TIMING:bempp:Finished Operation: Initialising Exafmm.: 2.3232381343841553s
TIMING:bempp:Start operation: Singular assembler:helmholtz_double_layer_boundary:opencl
TIMING:bempp:Finished Operation: Singular assembler:helmholtz_double_layer_boundary:opencl: 5.6644837856292725s
DEBUG:bempp:Using cached Fmm Interface.
TIMING:bempp:Start operation: Singular assembler:helmholtz_hypersingular_boundary:opencl
TIMING:bempp:Finished Operation: Singular assembler:helmholtz_hypersingular_boundary:opencl: 4.836869716644287s
INFO:bempp:Starting GMRES iteration
``````

Compared to

``````TIMING:bempp:Start operation: Regular assembler:helmholtz_double_layer_boundary:opencl
INFO:bempp:OpenCL Device set to: pthread-AMD EPYC Processor (with IBPB)
TIMING:bempp:Finished Operation: Regular assembler:helmholtz_double_layer_boundary:opencl: 279.1030373573303s
TIMING:bempp:Start operation: Singular assembler:helmholtz_double_layer_boundary:opencl
TIMING:bempp:Finished Operation: Singular assembler:helmholtz_double_layer_boundary:opencl: 5.6845927238464355s
TIMING:bempp:Start operation: Regular assembler:helmholtz_hypersingular_boundary:opencl
TIMING:bempp:Finished Operation: Regular assembler:helmholtz_hypersingular_boundary:opencl: 271.2179608345032s
TIMING:bempp:Start operation: Singular assembler:helmholtz_hypersingular_boundary:opencl
TIMING:bempp:Finished Operation: Singular assembler:helmholtz_hypersingular_boundary:opencl: 4.796561241149902s
INFO:bempp:Starting GMRES iteration
``````

So it seems like it is obviously the GMRES solver that slows down using FMM, but i don’t understand why it should be over 50 times slower for similar convergence.

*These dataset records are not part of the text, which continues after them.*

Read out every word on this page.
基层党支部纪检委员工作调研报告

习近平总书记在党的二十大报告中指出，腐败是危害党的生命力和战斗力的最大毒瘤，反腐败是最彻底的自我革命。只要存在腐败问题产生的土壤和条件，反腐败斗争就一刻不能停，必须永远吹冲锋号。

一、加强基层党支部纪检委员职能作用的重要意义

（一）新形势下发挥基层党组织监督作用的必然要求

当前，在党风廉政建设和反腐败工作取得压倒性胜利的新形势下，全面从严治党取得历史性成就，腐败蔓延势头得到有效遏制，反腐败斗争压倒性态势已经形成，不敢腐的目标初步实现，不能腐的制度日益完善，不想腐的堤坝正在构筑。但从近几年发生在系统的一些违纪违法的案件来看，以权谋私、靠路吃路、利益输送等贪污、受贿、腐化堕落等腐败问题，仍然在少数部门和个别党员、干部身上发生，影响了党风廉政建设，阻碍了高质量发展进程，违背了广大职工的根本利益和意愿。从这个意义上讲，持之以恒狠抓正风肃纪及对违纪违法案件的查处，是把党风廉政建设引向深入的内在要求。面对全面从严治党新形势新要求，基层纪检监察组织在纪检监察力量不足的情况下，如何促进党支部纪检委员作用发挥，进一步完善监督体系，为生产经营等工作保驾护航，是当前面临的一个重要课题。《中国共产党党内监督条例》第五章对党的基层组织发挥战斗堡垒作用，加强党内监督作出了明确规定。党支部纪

So my conclusion is that i’m probably using FMM/EXAFMM wrong.

I know that the variables

``````bempp.api.GLOBAL_PARAMETERS.fmm.dense_evaluation
bempp.api.GLOBAL_PARAMETERS.fmm.ncrit
bempp.api.GLOBAL_PARAMETERS.fmm.depth
``````

are used in the EXAFMM calls, but i don’t know enough about FMM to know what values these should be.

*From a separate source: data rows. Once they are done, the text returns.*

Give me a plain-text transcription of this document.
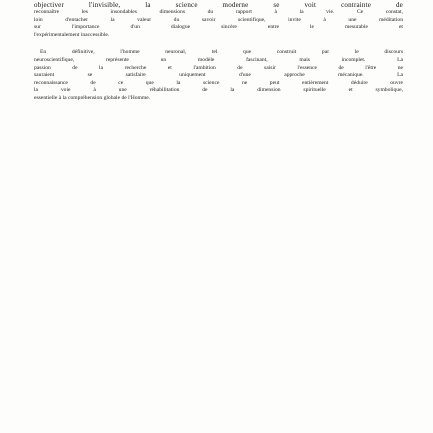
objectiver l'invisible, la science moderne se voit contrainte de
reconnaître les insondables dimensions du rapport à la vie. Ce constat,
loin d'entacher la valeur du savoir scientifique, invite à une méditation
sur l'importance d'un dialogue sincère entre le mesurable et
l'expérimentalement inaccessible.

En définitive, l'homme neuronal, tel que construit par le discours
neuroscientifique, représente un modèle fascinant, mais incomplet. La
passion de la recherche et l'ambition de saisir l'essence de l'être ne
sauraient se satisfaire uniquement d'une approche mécanique. La
reconnaissance de ce que la science ne peut entièrement déduire ouvre
la voie à une réhabilitation de la dimension spirituelle et symbolique,
essentielle à la compréhension globale de l'Homme.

Any of you know what is going on here?

Hi Rasmus,

FMM performance is quite a complex topic. First of all, consider a simple single-layer Helmholtz or Laplace operator. Then one matvec requires one FMM pass. While the FMM scales close to linearly, the algorithm itself is quite complex. So even for a few ten thousand elements, as soon as you have the matrix available as dense assembly the matvec may be faster in dense mode due to the much simpler data transport. Obviously, there will be a crossover point and you will soon run out of memory anyway if you continue dense.

The next issue is the number of passes for a single operator. The conjugate double layer also only requires one pass, while the double layer operator requires three passess and the Helmholtz hypersingular requires six passes (Laplace hypersingular needs three passes). This further slows things down.

We use FMM for some very large problems, which cannot be represented in dense mode (think hundred thousands to millions of unknowns). But in personal experience, whenever a dense representation is possible and initial assembly is not far too slow, then that is preferable to FMM.